EU report says cross-compliance should be less onerous

Cross-compliance should be made less onerous, with more flexibility built in to avoid penalising farmers who make only minor infringements.

These are just two of the recommendations in a new report from the EU Commission into the application of cross-compliance. The study also calls for greater harmonisation in the number of spot checks carried out and in the notice periods given.

The report is based on 13 audits carried out in 10 member states in 2005 and 2006, which identified a number of problems in implementing the policy.

“The management of the system was felt to be burdensome,” says the report. “It was difficult to determine the practical elements with which farmers had to comply. In practice, there was little scope for exempting minor instances of non-compliance from reductions.”

To address these problems, the commission has made a number of proposals which it wants to implement from 1 January 2008.

“In particular, we want to see more tolerances built in,” said one commission official. Minor infringements, such as a miscalculation of stocking rates or a lost ear tag, should be dealt with by a warning letter and a follow-up visit, rather than the existing 1% deduction from a farmer’s single farm payment. A new de minimus rule should also be introduced to waive any penalty of less than €50 (£34).

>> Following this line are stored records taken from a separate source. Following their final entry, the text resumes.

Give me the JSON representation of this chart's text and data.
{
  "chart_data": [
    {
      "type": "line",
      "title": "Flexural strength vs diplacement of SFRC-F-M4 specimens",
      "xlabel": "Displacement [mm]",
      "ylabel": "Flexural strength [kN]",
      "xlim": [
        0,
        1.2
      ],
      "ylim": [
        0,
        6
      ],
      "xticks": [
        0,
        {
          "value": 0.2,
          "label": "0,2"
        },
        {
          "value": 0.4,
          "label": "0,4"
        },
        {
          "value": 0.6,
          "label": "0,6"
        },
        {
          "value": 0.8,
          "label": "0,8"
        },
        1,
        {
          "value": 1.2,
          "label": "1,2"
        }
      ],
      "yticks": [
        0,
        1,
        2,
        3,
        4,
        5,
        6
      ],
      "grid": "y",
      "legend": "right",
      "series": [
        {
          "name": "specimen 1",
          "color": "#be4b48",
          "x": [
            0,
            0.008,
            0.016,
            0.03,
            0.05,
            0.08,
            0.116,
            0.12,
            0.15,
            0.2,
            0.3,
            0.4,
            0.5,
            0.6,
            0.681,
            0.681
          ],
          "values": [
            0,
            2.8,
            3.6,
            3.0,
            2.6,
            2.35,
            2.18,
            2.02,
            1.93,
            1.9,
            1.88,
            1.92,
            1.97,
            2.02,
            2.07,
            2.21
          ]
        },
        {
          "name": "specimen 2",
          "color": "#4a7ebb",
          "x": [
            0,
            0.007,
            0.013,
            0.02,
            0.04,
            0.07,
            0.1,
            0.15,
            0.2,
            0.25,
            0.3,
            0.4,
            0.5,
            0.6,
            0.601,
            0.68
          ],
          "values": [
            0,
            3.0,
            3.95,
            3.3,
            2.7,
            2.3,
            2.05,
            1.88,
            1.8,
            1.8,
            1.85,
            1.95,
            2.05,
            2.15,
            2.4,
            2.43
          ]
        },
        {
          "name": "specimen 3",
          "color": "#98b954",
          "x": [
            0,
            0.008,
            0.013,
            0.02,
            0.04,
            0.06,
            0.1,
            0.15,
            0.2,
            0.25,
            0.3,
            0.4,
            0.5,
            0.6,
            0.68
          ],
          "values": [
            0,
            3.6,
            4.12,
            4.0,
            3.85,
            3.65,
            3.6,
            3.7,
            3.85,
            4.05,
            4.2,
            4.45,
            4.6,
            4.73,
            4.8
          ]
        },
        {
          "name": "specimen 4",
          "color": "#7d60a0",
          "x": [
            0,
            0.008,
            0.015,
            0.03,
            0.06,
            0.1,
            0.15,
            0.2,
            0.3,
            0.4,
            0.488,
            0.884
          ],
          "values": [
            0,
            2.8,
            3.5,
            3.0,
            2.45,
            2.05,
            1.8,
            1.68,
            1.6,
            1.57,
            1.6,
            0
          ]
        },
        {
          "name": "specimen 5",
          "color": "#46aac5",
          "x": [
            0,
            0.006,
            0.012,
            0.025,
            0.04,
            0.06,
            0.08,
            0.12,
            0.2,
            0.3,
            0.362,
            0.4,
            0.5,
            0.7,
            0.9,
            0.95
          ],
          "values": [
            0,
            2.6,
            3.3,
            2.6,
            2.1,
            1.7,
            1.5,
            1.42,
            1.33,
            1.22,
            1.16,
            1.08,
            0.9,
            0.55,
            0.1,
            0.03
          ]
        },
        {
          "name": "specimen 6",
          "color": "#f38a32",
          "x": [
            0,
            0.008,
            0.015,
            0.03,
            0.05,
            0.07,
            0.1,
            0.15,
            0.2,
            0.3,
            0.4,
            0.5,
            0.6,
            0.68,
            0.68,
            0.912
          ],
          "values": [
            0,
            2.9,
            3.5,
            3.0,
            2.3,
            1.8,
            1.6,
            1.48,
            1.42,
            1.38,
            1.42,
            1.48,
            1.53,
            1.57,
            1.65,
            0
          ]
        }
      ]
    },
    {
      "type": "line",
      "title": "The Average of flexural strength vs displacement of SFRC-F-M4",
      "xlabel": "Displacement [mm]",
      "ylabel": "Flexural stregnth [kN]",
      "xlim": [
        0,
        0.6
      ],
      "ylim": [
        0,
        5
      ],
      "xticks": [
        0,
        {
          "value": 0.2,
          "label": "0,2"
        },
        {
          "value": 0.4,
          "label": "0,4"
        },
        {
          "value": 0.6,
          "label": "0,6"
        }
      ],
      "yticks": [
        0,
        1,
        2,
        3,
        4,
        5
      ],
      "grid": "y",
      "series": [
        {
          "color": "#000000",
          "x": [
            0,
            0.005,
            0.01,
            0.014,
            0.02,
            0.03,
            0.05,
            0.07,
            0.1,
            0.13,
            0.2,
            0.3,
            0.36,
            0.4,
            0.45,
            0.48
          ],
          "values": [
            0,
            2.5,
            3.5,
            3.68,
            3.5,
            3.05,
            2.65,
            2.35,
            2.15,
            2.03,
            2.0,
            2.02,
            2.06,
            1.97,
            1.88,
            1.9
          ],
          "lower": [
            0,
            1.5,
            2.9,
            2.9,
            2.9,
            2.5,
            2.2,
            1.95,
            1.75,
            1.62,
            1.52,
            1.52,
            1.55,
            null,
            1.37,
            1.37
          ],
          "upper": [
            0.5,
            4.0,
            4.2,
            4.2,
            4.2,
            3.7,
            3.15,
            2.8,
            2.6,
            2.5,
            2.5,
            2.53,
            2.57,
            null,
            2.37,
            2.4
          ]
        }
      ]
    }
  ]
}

The commission also wants to harmonise the percentage of farmers who are subject to cross-compliance inspections at 1%, and allow farmers up to 14 days’ notice of inspections. “However, controls on the identification and registration of animals, and on compliance with feed law, animal health and welfare rules, will remain in principle unannounced.”

Other changes in the pipeline include a proposal to limit an inspection to only half the farm, and to look for synergies with quality assurance schemes.

The NFU welcomed the proposals, especially the idea of reducing the chances of inspection to farmers involved in quality assurance schemes. “These farmers represent a lower risk and this is being recognised,” said head of policy services Andrew Clark.

Country Land and Business Association environmental adviser Ben Underwood praised the idea of giving farmers more notice ahead of inspections, though he was disappointed that this would not be extended to livestock farmers.